When θ=0 this is equal to σ. Using a least squares estimate \(\hat{\theta}\) of θ, Browne’s statistic for testing the goodness of fit of γ(θ) is

$$T=n\bigl(s-\gamma(\hat{\theta})\bigr)'U\bigl(U'\hat{ \varGamma}U\bigr)^{-1}U'\bigl(s-\gamma (\hat{\theta})\bigr), $$

where U is an orthogonal complement of

$$\varDelta=\left ( \begin{array}{c} 0 \\ 1 \\ 0 \end{array} \right ), $$

the Jacobian of γ(θ), and \(\hat{\varGamma}\) is a consistent estimator for Γ. We have used the estimator \(\hat{\varGamma}\) given by Satorra and Bentler (1990, Formula 2.4).

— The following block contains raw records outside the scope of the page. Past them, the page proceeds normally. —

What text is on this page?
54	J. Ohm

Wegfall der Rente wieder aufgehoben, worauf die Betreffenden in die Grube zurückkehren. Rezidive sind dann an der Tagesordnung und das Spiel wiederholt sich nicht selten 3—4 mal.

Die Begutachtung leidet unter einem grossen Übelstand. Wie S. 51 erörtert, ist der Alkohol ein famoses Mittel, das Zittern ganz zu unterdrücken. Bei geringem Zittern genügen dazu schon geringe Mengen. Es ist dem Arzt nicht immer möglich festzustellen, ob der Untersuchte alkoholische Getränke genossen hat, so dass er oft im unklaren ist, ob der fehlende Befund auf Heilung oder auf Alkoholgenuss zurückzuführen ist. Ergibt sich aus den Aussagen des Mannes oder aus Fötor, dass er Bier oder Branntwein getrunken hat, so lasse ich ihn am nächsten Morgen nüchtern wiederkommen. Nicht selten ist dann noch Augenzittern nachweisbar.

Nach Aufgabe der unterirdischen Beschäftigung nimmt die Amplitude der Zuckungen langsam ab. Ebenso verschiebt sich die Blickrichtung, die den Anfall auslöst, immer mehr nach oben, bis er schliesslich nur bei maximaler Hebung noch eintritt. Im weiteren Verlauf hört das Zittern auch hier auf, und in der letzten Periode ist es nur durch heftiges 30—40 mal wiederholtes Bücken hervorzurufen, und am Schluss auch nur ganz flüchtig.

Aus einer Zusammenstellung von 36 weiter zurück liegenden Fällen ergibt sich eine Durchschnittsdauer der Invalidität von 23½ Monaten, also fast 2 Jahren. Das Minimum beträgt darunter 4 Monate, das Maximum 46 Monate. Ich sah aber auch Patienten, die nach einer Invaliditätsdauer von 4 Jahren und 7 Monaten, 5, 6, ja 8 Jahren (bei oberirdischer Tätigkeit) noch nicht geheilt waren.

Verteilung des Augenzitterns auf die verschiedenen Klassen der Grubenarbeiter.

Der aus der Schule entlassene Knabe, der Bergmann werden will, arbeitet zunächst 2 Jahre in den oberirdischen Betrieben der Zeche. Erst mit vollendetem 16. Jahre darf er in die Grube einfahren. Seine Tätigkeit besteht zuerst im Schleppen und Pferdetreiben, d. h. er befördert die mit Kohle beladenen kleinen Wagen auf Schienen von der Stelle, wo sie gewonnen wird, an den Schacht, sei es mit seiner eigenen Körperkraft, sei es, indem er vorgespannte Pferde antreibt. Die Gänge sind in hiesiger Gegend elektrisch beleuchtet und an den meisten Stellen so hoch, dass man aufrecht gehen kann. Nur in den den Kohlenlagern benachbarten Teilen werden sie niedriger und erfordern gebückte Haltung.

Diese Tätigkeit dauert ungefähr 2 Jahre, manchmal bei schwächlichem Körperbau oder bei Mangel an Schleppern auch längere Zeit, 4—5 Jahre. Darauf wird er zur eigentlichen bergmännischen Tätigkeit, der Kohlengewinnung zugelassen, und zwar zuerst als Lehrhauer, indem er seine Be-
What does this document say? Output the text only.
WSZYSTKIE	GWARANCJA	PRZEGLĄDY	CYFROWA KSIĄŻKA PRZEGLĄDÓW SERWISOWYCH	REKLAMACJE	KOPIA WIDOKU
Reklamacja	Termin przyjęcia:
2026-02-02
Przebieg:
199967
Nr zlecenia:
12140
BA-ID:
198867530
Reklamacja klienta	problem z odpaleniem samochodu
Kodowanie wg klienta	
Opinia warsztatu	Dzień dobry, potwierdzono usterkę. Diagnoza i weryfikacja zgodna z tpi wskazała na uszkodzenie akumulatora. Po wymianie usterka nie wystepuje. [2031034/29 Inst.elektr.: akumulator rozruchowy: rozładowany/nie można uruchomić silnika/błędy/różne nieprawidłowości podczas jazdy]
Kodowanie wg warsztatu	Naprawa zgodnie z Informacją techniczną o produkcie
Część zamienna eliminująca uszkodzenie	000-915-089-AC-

If Γ were nonsingular, T would have an asymptotic χ ² distribution with two degrees of freedom. But in this example Γ is singular. To investigate the performance of Browne’s test in this situation we generated N=1000 samples of size n=100, and for each a value of T was computed. Figure 2 is a Q–Q plot of the values of T on the corresponding quantiles of the \(\chi^{2}_{2}\). Clearly, the distribution of T differs greatly from \(\chi^{2}_{2}\). Moreover, in 78 of the 1,000 trials T could not even be computed because \(\hat {\varGamma}\) was too nearly singular. On these trials, the computer output correctly suggests that Γ is singular. On 92 % of the trials, however, no such warning is produced.

Figure 1.

Q–Q plot when Γ is singular.

One wonders what would happen in this example if Γ were nonsingular. Assume the array in Figure 1 were replaced by a 3 by 3 array with x and y values equal to 1, 2, 3. If these carry equal probability mass, Γ is nonsingular and the Q–Q plot becomes that displayed in Figure 3.

Figure 2.

Q–Q plot when Γ is nonsingular.

Clearly, T now is very nearly \(\chi^{2}_{2}\) distributed. Moreover, there were no problems in computing the values of T.